Stefan Gurmann|

Just Busi­ness Law — Jah­res­ab­schluss und Zwangs­stra­fen

Geschäftsführer und Vorstände haben als Vertreter von Kapitalgesellschaften den Jahresabschluss samt den gesetzlich vorgesehenen Unterlagen spätestens neun Monate nach dem Bilanzstichtag beim Firmenbuchgericht offenzulegen.

Bei Frist­ver­säum­nis ist ohne vor­he­ri­ge Ermitt­lun­gen zwin­gend eine Zwangs­stra­fe zu ver­hän­gen. Schon beim ersten Ver­säum­nis beträgt die Strafe min­des­tens EUR 700 pro Geschäfts­füh­rer und pro Gesell­schaft, bei Kleinst­ka­pi­tal­ge­sell­schaf­ten EUR 350. Die Zwangs­stra­fe ist wie­der­holt zu ver­hän­gen, soweit die Geschäfts­füh­rung ihren Pflich­ten nach je wei­te­ren zwei Monaten noch nicht nach­ge­kom­men ist.

Das Zwangs­straf­ver­fah­ren wird von Amts wegen ein­ge­lei­tet; ein Verbot der refor­ma­tio in peius besteht nicht. Das Rekurs­ge­richt ist daher berech­tigt, den ange­foch­te­nen Beschluss auch zum Nach­teil der anfech­ten­den Partei abzu­än­dern und inner­halb des gesetz­li­chen Straf­rah­mens eine höhere Zwangs­stra­fe fest­zu­set­zen.

Kann die Grö­ßen­klas­se der Gesell­schaft mangels offen­ge­leg­ter Jah­res­ab­schlüs­se oder feh­len­der Angaben nicht zuver­läs­sig fest­ge­stellt werden, ist nach stän­di­ger Recht­spre­chung vom Vor­lie­gen einer großen Kapi­tal­ge­sell­schaft aus­zu­ge­hen. Die Zwangs­stra­fe ist in diesem Fall nach dem für große Gesell­schaf­ten vor­ge­se­he­nen Straf­rah­men zu bemes­sen.

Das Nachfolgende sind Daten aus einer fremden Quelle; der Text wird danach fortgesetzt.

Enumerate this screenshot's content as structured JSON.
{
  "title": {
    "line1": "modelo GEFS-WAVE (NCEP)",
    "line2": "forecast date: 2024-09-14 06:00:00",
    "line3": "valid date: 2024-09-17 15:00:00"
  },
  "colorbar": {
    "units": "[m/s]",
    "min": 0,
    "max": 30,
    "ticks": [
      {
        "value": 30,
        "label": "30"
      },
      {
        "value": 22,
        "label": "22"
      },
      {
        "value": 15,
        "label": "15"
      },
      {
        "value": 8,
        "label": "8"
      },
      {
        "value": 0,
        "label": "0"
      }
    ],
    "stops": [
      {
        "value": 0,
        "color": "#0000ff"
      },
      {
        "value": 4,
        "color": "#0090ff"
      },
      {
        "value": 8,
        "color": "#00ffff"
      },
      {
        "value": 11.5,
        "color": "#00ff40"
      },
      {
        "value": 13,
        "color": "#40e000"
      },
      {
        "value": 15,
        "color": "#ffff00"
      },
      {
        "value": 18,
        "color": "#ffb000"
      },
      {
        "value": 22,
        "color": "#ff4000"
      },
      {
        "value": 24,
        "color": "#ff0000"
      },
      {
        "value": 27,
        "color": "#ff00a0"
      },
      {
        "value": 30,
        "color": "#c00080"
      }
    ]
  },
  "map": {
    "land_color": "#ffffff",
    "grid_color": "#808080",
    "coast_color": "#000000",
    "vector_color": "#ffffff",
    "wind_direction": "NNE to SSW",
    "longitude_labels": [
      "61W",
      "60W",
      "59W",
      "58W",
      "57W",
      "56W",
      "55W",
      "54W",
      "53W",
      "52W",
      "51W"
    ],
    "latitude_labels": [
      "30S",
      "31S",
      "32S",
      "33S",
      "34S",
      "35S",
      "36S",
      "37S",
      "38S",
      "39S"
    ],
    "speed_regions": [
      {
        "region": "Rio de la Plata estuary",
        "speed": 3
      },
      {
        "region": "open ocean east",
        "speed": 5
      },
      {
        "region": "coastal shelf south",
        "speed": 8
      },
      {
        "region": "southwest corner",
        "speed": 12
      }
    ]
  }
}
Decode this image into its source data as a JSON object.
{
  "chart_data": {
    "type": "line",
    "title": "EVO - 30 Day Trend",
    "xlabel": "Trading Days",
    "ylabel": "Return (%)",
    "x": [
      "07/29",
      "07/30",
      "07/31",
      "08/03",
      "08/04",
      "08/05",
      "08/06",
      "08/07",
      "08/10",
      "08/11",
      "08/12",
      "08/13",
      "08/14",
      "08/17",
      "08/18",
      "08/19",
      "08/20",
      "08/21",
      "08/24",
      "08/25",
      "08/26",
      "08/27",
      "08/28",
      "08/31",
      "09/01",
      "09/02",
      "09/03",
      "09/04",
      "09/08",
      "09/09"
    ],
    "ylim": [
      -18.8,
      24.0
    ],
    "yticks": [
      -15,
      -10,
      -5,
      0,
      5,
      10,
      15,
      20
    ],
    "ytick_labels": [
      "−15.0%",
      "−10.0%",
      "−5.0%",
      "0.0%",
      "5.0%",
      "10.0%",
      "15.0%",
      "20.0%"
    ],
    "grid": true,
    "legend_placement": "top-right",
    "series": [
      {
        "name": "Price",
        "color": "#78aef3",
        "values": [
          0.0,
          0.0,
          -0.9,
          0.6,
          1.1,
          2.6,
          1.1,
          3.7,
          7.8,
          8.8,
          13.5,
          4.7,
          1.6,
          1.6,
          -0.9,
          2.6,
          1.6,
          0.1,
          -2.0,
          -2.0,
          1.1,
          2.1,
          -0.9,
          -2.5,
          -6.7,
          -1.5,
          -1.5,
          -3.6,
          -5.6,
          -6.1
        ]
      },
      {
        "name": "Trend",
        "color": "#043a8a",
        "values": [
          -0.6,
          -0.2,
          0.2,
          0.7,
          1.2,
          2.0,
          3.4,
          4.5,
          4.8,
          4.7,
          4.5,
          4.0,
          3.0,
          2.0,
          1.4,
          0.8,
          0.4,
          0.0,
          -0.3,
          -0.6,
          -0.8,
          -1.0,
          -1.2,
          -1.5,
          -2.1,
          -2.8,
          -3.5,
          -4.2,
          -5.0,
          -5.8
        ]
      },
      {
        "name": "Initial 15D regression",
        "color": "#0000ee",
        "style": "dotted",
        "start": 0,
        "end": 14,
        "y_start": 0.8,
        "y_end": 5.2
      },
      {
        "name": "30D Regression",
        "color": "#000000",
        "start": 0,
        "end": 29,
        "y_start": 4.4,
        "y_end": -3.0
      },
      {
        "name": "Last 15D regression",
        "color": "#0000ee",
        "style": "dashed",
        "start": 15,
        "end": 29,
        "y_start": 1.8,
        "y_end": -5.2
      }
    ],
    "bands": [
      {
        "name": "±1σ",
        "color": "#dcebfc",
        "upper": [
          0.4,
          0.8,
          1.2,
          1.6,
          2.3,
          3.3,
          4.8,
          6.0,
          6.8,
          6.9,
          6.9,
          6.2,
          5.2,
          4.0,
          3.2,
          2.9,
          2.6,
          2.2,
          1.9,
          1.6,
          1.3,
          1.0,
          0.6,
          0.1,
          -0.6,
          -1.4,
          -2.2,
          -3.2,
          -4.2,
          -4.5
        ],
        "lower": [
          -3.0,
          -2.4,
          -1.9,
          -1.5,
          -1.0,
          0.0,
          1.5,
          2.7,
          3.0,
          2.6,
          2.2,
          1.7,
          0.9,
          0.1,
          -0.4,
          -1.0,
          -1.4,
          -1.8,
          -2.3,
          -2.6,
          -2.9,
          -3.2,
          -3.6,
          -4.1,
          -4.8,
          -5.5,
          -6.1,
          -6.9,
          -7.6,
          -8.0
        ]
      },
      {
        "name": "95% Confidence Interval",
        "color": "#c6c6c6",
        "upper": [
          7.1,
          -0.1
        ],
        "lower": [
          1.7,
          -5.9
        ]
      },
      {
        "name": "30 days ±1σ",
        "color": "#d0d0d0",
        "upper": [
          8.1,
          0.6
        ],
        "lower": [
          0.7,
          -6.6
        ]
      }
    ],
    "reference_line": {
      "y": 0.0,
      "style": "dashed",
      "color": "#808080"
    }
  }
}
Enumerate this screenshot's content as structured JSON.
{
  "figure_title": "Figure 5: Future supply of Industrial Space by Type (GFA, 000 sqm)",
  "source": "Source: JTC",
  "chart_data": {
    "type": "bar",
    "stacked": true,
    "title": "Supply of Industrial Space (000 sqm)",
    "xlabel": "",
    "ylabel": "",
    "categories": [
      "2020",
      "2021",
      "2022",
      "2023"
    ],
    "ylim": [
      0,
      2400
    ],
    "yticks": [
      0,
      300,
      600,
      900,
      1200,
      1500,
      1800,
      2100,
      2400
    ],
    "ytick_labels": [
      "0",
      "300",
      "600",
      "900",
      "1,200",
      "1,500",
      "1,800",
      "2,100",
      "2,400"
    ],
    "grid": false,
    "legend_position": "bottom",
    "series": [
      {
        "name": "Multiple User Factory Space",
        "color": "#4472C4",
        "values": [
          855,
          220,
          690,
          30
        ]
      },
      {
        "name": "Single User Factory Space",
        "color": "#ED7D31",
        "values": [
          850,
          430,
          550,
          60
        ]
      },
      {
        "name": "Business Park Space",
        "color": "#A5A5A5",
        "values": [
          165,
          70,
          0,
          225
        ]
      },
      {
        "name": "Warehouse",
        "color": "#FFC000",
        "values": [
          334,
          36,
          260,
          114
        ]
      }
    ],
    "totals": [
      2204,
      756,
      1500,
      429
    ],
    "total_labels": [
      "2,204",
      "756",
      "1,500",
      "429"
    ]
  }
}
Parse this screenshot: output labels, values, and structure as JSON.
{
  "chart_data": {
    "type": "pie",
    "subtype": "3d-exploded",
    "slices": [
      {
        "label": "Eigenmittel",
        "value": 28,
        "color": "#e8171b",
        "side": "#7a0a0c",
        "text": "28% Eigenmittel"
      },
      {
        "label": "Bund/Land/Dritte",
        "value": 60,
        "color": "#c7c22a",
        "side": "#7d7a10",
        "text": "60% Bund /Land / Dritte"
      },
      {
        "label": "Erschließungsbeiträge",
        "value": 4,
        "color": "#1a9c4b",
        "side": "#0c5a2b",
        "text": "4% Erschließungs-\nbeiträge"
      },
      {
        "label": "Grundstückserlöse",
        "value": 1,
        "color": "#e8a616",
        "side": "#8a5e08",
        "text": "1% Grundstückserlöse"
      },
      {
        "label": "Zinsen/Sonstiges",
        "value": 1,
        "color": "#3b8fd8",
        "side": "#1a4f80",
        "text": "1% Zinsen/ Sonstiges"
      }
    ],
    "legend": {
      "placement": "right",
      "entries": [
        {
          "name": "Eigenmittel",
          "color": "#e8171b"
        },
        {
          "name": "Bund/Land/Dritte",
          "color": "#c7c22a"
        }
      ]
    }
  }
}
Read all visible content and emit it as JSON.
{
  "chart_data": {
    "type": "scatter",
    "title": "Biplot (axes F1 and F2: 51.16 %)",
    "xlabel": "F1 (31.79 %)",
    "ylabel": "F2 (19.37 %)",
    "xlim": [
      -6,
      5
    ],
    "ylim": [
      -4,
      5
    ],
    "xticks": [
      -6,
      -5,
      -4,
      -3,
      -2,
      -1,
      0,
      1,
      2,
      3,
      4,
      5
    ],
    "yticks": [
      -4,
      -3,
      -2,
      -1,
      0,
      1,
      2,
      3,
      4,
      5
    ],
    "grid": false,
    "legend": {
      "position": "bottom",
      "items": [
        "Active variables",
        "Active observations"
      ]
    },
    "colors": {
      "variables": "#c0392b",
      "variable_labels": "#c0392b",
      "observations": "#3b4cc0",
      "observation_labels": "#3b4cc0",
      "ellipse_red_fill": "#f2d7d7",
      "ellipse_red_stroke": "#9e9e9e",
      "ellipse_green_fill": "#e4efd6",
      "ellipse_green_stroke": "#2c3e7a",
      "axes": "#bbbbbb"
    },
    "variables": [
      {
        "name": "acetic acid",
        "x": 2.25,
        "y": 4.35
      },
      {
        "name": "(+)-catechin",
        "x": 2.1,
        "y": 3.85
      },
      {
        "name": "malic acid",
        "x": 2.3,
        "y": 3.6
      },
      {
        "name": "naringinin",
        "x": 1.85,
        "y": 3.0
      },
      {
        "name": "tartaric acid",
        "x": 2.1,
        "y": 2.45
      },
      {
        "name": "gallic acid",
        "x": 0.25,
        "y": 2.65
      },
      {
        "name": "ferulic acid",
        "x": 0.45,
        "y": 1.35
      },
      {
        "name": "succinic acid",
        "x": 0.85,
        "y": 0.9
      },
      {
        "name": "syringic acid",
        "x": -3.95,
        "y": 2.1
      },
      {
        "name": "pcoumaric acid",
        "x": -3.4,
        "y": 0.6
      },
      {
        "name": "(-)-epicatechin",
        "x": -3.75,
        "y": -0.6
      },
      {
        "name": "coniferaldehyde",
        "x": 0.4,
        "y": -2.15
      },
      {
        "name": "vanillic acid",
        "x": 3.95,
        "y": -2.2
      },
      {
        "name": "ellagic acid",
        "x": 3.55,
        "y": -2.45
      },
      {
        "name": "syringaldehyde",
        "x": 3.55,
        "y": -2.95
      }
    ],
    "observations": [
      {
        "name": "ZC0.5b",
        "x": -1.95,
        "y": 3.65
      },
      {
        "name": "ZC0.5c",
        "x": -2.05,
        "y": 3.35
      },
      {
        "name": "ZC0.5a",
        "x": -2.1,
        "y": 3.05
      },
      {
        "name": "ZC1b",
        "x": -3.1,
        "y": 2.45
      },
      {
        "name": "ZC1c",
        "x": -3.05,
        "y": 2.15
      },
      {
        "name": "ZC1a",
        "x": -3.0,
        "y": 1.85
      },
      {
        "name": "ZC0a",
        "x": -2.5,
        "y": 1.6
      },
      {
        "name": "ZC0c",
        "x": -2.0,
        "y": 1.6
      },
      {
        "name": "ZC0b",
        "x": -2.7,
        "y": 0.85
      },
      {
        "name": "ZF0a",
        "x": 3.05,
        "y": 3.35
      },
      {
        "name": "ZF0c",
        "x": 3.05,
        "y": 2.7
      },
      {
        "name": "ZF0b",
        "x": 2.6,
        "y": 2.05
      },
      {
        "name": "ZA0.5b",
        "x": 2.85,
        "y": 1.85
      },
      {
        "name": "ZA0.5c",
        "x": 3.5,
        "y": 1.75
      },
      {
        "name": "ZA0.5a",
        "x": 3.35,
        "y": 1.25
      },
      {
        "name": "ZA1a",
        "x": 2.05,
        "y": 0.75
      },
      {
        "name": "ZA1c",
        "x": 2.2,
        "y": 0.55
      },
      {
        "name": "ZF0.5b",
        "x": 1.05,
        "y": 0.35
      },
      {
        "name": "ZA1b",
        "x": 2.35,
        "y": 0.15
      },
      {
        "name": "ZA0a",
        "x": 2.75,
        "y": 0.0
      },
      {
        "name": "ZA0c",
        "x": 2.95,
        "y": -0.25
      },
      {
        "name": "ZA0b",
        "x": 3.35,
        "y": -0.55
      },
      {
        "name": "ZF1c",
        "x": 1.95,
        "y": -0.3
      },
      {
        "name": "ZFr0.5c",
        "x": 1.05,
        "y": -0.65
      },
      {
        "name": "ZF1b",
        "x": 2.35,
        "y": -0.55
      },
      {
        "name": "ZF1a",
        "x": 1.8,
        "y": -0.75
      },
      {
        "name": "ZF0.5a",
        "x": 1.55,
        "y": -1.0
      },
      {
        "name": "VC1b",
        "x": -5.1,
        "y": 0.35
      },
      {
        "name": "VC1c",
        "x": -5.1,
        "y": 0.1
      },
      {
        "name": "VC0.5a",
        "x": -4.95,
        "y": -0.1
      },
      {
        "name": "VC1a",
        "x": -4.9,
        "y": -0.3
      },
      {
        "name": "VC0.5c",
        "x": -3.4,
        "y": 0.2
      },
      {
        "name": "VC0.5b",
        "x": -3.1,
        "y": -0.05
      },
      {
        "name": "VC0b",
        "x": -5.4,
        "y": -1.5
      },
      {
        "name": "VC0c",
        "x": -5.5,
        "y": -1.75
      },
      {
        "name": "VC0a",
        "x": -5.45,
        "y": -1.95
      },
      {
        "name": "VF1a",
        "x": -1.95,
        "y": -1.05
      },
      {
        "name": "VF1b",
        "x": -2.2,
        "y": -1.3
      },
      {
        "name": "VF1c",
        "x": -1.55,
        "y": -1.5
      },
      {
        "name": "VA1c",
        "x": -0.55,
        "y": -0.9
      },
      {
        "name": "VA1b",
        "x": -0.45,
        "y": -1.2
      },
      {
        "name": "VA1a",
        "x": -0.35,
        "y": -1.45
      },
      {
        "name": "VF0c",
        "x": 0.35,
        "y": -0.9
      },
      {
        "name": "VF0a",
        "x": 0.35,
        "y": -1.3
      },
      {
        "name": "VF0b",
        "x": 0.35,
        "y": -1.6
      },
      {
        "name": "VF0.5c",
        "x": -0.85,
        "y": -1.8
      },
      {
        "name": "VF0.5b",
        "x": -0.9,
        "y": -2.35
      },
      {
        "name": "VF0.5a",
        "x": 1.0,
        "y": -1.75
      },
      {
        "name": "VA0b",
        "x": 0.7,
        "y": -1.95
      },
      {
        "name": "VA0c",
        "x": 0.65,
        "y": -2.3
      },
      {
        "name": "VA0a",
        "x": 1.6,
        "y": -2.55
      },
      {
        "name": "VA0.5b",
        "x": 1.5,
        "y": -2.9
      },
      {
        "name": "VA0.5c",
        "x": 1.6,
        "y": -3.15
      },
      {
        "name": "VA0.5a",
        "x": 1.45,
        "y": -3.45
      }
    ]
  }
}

Die Aus­mes­sung der Zwangs­stra­fe erfolgt nach objek­ti­ven Kri­te­ri­en und erfor­dert keine Fest­stel­lun­gen zu den Ver­mö­gens­ver­hält­nis­sen der Organ­mit­glie­der. Die Strafe darf nicht zu niedrig ange­setzt werden, da sie als Beu­ge­maß­nah­me der Durch­set­zung der Offen­le­gungs­pflicht dient. Wie­der­hol­te Zwangs­stra­fen sind zuläs­sig; eine abso­lu­te Höchst­gren­ze der Gesamt­straf­sum­me besteht nicht.